Each duet is a hair-pulling psychological striptease, but what happened in that interrogation room is the crux of the matter, and it has everything to do with Johnson's own inner condition, which is to say, he's a psychopath, haunted by crime scene memories and racked with as much loathing for himself as for the killer - who may or may not be Bannen. Connery comes into his own here as an actor. After years of Bond and brawny genre sagas, from gunfighter in Shalako (1968) to arctic explorer Roald Amundsen in The Red Tent (1969) to coal-miner terrorist in The Molly Maguires (1970) to heist master in The Anderson Tapes (1971), Connery steps into the muckier swamp of psychosexual madness here, and his Johnson is a bull-headed, working-class macho paradigm in full meltdown. The scene with Merchant's wary, bruised wife may be his career best at this stage in his filmography - a marital knife-fight of miscommunication as dismaying as it is convincing.

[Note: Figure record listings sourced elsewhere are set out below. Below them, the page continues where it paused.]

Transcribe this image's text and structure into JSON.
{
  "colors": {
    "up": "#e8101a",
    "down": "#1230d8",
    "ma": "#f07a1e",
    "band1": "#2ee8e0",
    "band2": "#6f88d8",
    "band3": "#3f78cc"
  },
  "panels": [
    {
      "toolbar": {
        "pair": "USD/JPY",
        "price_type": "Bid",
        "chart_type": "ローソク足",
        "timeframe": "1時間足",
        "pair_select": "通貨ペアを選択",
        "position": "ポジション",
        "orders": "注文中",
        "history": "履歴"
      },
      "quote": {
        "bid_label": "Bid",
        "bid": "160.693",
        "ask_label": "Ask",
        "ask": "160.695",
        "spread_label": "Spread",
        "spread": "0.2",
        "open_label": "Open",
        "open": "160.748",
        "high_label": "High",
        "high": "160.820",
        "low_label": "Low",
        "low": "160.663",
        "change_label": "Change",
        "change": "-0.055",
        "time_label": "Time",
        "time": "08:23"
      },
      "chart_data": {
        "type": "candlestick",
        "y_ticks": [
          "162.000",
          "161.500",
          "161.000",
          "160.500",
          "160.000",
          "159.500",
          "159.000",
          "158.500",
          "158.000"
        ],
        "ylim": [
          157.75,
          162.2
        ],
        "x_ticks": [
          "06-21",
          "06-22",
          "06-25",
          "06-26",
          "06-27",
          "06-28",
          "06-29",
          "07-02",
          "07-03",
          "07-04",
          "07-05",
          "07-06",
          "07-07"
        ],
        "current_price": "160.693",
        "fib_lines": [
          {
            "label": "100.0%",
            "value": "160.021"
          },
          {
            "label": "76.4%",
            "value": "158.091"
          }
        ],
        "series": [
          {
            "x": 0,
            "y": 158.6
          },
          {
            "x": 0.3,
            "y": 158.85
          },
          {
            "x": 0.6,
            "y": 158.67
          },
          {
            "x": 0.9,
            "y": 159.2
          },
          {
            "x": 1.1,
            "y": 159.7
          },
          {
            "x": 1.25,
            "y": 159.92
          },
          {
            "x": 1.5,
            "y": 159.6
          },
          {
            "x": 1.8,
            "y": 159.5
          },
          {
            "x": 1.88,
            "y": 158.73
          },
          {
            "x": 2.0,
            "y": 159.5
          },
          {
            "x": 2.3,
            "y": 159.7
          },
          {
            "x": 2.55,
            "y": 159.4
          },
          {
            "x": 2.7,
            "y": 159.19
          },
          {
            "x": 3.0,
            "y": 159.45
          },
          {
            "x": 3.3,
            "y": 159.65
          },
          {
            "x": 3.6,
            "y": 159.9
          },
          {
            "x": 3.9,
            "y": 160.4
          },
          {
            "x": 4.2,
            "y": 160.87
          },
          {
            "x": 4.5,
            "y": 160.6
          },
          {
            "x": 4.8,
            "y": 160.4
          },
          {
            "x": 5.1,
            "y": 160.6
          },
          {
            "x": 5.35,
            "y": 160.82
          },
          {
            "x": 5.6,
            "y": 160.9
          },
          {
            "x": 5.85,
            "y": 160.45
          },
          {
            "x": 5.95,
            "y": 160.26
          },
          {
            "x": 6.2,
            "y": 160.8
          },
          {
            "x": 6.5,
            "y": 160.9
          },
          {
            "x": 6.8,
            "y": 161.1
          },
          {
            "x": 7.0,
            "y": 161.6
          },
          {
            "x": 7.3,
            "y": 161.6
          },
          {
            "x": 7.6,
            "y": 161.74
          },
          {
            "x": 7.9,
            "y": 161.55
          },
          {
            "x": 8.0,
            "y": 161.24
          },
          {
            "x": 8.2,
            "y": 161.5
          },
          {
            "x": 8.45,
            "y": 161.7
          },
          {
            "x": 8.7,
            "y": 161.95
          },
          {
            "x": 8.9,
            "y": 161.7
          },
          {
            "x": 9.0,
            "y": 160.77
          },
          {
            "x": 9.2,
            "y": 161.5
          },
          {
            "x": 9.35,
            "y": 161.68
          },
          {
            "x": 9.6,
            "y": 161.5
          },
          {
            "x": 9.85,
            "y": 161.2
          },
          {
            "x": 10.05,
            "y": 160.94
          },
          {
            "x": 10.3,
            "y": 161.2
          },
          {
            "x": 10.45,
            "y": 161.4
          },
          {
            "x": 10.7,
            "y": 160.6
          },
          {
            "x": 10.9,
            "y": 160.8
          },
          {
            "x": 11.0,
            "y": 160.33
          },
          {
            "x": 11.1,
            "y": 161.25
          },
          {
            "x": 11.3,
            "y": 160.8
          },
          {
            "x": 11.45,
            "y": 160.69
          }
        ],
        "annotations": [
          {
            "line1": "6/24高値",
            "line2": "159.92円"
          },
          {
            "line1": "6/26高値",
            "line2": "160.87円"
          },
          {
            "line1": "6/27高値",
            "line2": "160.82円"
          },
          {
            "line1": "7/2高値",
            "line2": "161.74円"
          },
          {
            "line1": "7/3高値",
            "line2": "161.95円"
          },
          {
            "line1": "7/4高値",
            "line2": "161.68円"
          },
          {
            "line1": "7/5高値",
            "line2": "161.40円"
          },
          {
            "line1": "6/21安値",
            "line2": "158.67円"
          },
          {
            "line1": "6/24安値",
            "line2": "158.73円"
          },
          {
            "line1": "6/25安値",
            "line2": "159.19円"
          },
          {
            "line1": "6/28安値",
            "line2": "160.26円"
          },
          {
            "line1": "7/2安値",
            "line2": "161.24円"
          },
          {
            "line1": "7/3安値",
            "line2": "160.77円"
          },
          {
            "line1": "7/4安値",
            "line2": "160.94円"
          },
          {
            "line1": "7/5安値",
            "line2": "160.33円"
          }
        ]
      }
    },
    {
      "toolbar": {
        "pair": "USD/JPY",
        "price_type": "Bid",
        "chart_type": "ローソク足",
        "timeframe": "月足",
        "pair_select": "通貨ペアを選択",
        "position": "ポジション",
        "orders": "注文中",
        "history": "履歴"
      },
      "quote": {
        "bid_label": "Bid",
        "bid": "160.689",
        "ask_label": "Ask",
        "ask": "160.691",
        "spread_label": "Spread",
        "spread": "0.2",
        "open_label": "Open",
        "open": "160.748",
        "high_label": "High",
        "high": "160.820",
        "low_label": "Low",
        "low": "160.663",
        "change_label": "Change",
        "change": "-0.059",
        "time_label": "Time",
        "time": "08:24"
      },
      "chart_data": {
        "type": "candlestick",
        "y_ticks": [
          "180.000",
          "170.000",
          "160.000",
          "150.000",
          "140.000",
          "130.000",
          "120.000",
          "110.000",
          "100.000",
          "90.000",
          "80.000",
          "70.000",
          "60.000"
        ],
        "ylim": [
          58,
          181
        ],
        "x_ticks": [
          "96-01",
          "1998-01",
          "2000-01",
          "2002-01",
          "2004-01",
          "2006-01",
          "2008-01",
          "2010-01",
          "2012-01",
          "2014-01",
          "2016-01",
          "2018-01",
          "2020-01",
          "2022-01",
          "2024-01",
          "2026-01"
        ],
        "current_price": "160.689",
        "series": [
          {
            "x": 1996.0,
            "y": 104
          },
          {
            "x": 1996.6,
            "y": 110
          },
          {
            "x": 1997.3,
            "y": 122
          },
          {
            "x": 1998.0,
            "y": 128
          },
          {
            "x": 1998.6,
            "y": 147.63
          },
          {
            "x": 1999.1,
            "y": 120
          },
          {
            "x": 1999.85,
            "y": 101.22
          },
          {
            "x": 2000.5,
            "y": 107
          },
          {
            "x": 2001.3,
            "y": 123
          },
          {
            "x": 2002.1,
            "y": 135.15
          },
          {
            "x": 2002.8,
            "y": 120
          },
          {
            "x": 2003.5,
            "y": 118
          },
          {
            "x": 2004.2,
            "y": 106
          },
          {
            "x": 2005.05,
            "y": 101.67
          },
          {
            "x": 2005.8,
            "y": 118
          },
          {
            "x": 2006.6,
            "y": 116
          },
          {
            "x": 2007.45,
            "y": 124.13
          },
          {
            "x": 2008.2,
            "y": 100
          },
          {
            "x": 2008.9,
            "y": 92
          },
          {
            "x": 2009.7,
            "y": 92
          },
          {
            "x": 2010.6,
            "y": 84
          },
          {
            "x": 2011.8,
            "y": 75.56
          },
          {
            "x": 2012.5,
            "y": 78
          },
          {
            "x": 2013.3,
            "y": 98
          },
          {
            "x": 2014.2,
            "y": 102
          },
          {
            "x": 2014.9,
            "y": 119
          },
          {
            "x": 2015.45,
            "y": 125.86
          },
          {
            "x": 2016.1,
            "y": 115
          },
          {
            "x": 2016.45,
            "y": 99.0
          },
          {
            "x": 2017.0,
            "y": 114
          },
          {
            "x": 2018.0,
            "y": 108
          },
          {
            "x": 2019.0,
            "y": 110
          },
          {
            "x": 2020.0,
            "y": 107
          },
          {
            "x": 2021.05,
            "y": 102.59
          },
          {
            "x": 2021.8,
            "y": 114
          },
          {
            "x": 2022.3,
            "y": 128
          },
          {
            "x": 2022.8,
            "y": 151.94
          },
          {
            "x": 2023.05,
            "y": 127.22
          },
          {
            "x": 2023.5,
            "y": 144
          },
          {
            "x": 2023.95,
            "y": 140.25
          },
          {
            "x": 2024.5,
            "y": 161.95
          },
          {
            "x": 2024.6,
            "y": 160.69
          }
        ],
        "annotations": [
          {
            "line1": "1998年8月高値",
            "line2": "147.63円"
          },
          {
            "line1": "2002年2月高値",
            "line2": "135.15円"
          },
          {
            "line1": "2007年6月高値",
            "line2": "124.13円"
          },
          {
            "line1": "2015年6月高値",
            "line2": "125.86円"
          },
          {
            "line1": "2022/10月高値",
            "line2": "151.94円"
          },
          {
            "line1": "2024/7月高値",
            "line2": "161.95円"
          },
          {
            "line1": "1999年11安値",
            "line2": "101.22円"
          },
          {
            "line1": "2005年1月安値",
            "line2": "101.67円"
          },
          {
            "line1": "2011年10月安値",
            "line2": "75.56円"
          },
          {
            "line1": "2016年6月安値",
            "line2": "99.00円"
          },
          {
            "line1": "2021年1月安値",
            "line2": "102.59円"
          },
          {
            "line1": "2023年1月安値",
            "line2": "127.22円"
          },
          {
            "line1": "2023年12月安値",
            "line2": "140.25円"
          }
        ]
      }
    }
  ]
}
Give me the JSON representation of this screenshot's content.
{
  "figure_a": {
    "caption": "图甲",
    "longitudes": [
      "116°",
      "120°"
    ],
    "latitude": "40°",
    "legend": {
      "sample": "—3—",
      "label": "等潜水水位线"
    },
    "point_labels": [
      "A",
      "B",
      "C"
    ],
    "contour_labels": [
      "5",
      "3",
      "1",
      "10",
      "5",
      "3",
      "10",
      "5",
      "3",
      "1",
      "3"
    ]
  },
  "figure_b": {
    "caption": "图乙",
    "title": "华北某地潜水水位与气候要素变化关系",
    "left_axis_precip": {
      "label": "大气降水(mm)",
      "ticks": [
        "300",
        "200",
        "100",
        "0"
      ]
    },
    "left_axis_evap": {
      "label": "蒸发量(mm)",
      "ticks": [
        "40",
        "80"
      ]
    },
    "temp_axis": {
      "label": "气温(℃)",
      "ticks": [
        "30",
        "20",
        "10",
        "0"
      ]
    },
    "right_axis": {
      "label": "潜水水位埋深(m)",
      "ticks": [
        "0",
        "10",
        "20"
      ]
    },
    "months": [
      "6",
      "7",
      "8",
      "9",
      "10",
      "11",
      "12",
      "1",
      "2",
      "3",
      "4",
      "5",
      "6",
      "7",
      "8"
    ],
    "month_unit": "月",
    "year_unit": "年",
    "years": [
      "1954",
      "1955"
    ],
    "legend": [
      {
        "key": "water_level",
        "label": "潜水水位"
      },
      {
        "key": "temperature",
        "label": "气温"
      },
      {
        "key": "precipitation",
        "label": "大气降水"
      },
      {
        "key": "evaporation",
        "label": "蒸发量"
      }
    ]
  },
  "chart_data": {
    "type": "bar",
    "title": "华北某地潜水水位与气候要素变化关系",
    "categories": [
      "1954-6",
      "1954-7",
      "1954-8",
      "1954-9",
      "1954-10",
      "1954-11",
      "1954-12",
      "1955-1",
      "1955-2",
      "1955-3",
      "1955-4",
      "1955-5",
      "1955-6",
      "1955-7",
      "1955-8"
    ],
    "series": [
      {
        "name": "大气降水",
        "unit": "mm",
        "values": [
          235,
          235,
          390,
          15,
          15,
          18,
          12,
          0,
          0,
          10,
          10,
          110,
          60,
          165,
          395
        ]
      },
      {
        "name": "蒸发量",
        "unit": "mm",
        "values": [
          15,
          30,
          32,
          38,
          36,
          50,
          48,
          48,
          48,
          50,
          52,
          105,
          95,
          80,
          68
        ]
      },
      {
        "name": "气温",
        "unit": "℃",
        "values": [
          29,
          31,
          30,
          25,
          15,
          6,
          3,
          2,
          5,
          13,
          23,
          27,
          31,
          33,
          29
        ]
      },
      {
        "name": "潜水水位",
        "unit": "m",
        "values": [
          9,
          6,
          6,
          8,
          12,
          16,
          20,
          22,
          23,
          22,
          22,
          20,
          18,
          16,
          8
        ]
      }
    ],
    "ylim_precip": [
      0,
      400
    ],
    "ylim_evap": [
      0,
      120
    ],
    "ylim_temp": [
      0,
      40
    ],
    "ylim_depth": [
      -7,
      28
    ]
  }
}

As you might suppose, The Offence is handicapped by its essential material - like all plays-into-films, no matter how "opened out," the drama has an insular, padded-room quality to it that not only curtails the scenario's dramatic potential (you know we're staying in these rooms) but also often grows intense to the point of being surreal and/or unbelievable. How bewitching and seductive the film's first half-hour is, roaming the wet Berkshire neighborhoods and roadsides in Lumet's long shots, engaging with landscape and atmosphere in ways no play can manage. Still, given the genre's restrictions, the movie dishes out a hot banquet of juicy histrionics, getting spittle-close to pedophiliac self-hatred in ways that run crazily close to Peter Lorre's self-immolating child killer in Fritz Lang's seminal M (1931).